ReText: Text Boosts Generalization in Image-Based Person Re-identification
Timur Mamedov, Karina Kvanchiani, Anton Konushin, Vadim Konushin
TL;DR
ReText tackles the generalization gap in image-based person Re-ID by training on a mixture of multi-camera data and captioned single-camera data, optimizing three tasks: Re-ID on multi-camera data, image-text matching on captioned single-camera data, and text-guided image reconstruction. It introduces two dedicated losses for cross-modal alignment, the Identity-aware Matching Loss and the Structure-preserving Loss, along with a reconstruction loss, and uses a ViT-based image encoder with a momentum encoder and a BERT text encoder.

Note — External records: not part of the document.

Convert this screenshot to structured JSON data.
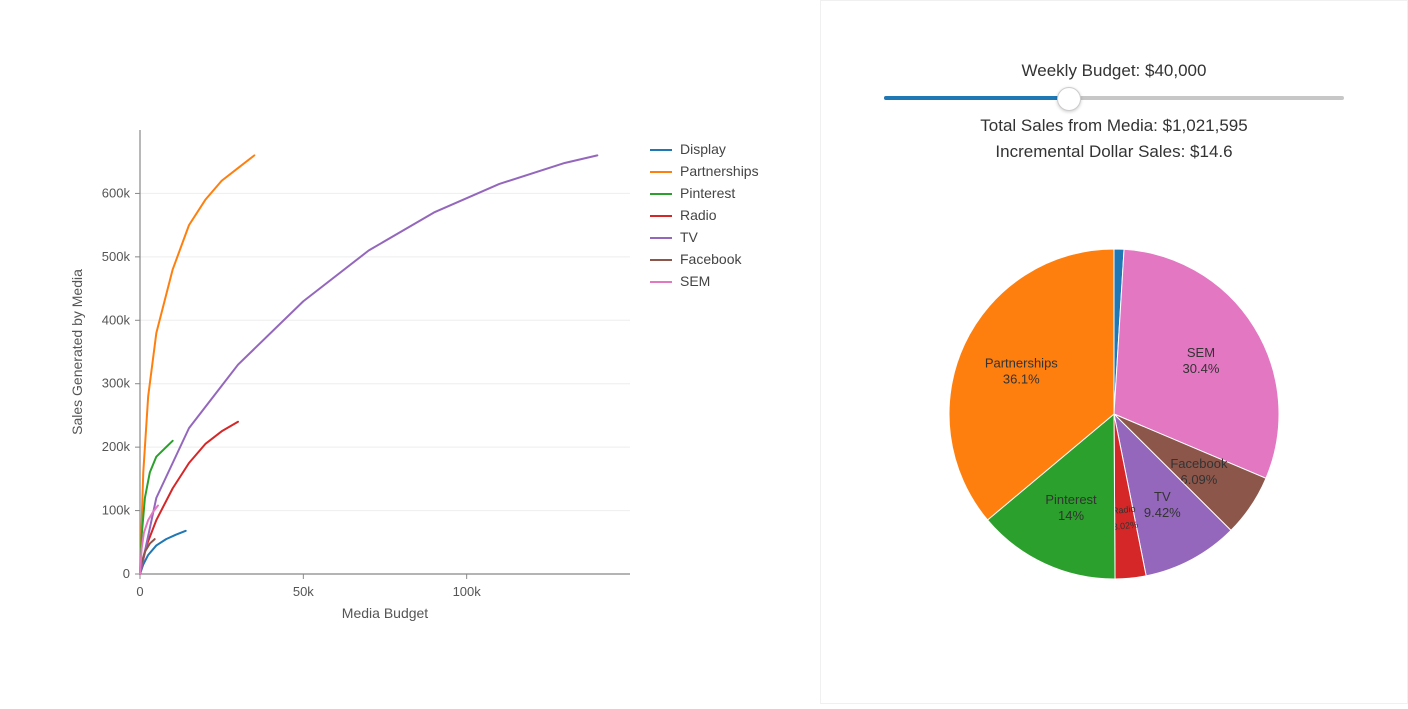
{
  "line_chart": {
    "type": "line",
    "xlabel": "Media Budget",
    "ylabel": "Sales Generated by Media",
    "label_fontsize": 14,
    "tick_fontsize": 13,
    "axis_color": "#888888",
    "tick_color": "#555555",
    "grid_color": "#eeeeee",
    "grid": true,
    "background_color": "#ffffff",
    "xlim": [
      0,
      150000
    ],
    "ylim": [
      0,
      700000
    ],
    "xticks": [
      0,
      50000,
      100000
    ],
    "xtick_labels": [
      "0",
      "50k",
      "100k"
    ],
    "yticks": [
      0,
      100000,
      200000,
      300000,
      400000,
      500000,
      600000
    ],
    "ytick_labels": [
      "0",
      "100k",
      "200k",
      "300k",
      "400k",
      "500k",
      "600k"
    ],
    "line_width": 2,
    "series": [
      {
        "name": "Display",
        "color": "#1f77b4",
        "x": [
          0,
          1000,
          2500,
          5000,
          8000,
          11000,
          14000
        ],
        "y": [
          0,
          15000,
          30000,
          45000,
          55000,
          62000,
          68000
        ]
      },
      {
        "name": "Partnerships",
        "color": "#ff7f0e",
        "x": [
          0,
          1000,
          2500,
          5000,
          10000,
          15000,
          20000,
          25000,
          30000,
          35000
        ],
        "y": [
          0,
          160000,
          280000,
          380000,
          480000,
          550000,
          590000,
          620000,
          640000,
          660000
        ]
      },
      {
        "name": "Pinterest",
        "color": "#2ca02c",
        "x": [
          0,
          500,
          1500,
          3000,
          5000,
          8000,
          10000
        ],
        "y": [
          0,
          60000,
          120000,
          160000,
          185000,
          200000,
          210000
        ]
      },
      {
        "name": "Radio",
        "color": "#d62728",
        "x": [
          0,
          2000,
          5000,
          10000,
          15000,
          20000,
          25000,
          30000
        ],
        "y": [
          0,
          45000,
          85000,
          135000,
          175000,
          205000,
          225000,
          240000
        ]
      },
      {
        "name": "TV",
        "color": "#9467bd",
        "x": [
          0,
          5000,
          15000,
          30000,
          50000,
          70000,
          90000,
          110000,
          130000,
          140000
        ],
        "y": [
          0,
          120000,
          230000,
          330000,
          430000,
          510000,
          570000,
          615000,
          648000,
          660000
        ]
      },
      {
        "name": "Facebook",
        "color": "#8c564b",
        "x": [
          0,
          500,
          1500,
          3000,
          4500
        ],
        "y": [
          0,
          18000,
          35000,
          48000,
          55000
        ]
      },
      {
        "name": "SEM",
        "color": "#e377c2",
        "x": [
          0,
          500,
          1200,
          2500,
          4000,
          5500
        ],
        "y": [
          0,
          40000,
          65000,
          85000,
          98000,
          108000
        ]
      }
    ],
    "legend_fontsize": 14
  },
  "slider": {
    "title_prefix": "Weekly Budget: ",
    "value_label": "$40,000",
    "fraction": 0.4,
    "fill_color": "#1f77b4",
    "bg_color": "#c7c7c7",
    "metric1_prefix": "Total Sales from Media: ",
    "metric1_value": "$1,021,595",
    "metric2_prefix": "Incremental Dollar Sales: ",
    "metric2_value": "$14.6"
  },
  "pie_chart": {
    "type": "pie",
    "radius": 165,
    "label_fontsize": 13,
    "label_color": "#333333",
    "background_color": "#ffffff",
    "slices": [
      {
        "name": "Display",
        "label": "",
        "pct_label": "",
        "value": 0.97,
        "color": "#1f77b4"
      },
      {
        "name": "SEM",
        "label": "SEM",
        "pct_label": "30.4%",
        "value": 30.4,
        "color": "#e377c2"
      },
      {
        "name": "Facebook",
        "label": "Facebook",
        "pct_label": "6.09%",
        "value": 6.09,
        "color": "#8c564b"
      },
      {
        "name": "TV",
        "label": "TV",
        "pct_label": "9.42%",
        "value": 9.42,
        "color": "#9467bd"
      },
      {
        "name": "Radio",
        "label": "Radio",
        "pct_label": "3.02%",
        "value": 3.02,
        "color": "#d62728"
      },
      {
        "name": "Pinterest",
        "label": "Pinterest",
        "pct_label": "14%",
        "value": 14.0,
        "color": "#2ca02c"
      },
      {
        "name": "Partnerships",
        "label": "Partnerships",
        "pct_label": "36.1%",
        "value": 36.1,
        "color": "#ff7f0e"
      }
    ]
  }
}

Extensive experiments across standard cross-domain protocols show that combining textual supervision with stylistic single-camera diversity yields consistent and substantial improvements over state-of-the-art methods. The findings highlight the value of language-informed semantic cues and cross-modal learning for robust, domain-invariant Re-ID in practical, unseen environments.
Abstract
Generalizable image-based person re-identification (Re-ID) aims to recognize individuals across cameras in unseen domains without retraining. While multiple existing approaches address the domain gap through complex architectures, recent findings indicate that better generalization can be achieved by stylistically diverse single-camera data. Although this data is easy to collect, it lacks complexity due to minimal cross-view variation. We propose ReText, a novel method trained on a mixture of multi-camera Re-ID data and single-camera data, where the latter is complemented by textual descriptions to enrich semantic cues. During training, ReText jointly optimizes three tasks: (1) Re-ID on multi-camera data, (2) image-text matching, and (3) image reconstruction guided by text on single-camera data. Experiments demonstrate that ReText achieves strong generalization and significantly outperforms state-of-the-art methods on cross-domain Re-ID benchmarks. To the best of our knowledge, this is the first work to explore multimodal joint learning on a mixture of multi-camera and single-camera data in image-based person Re-ID.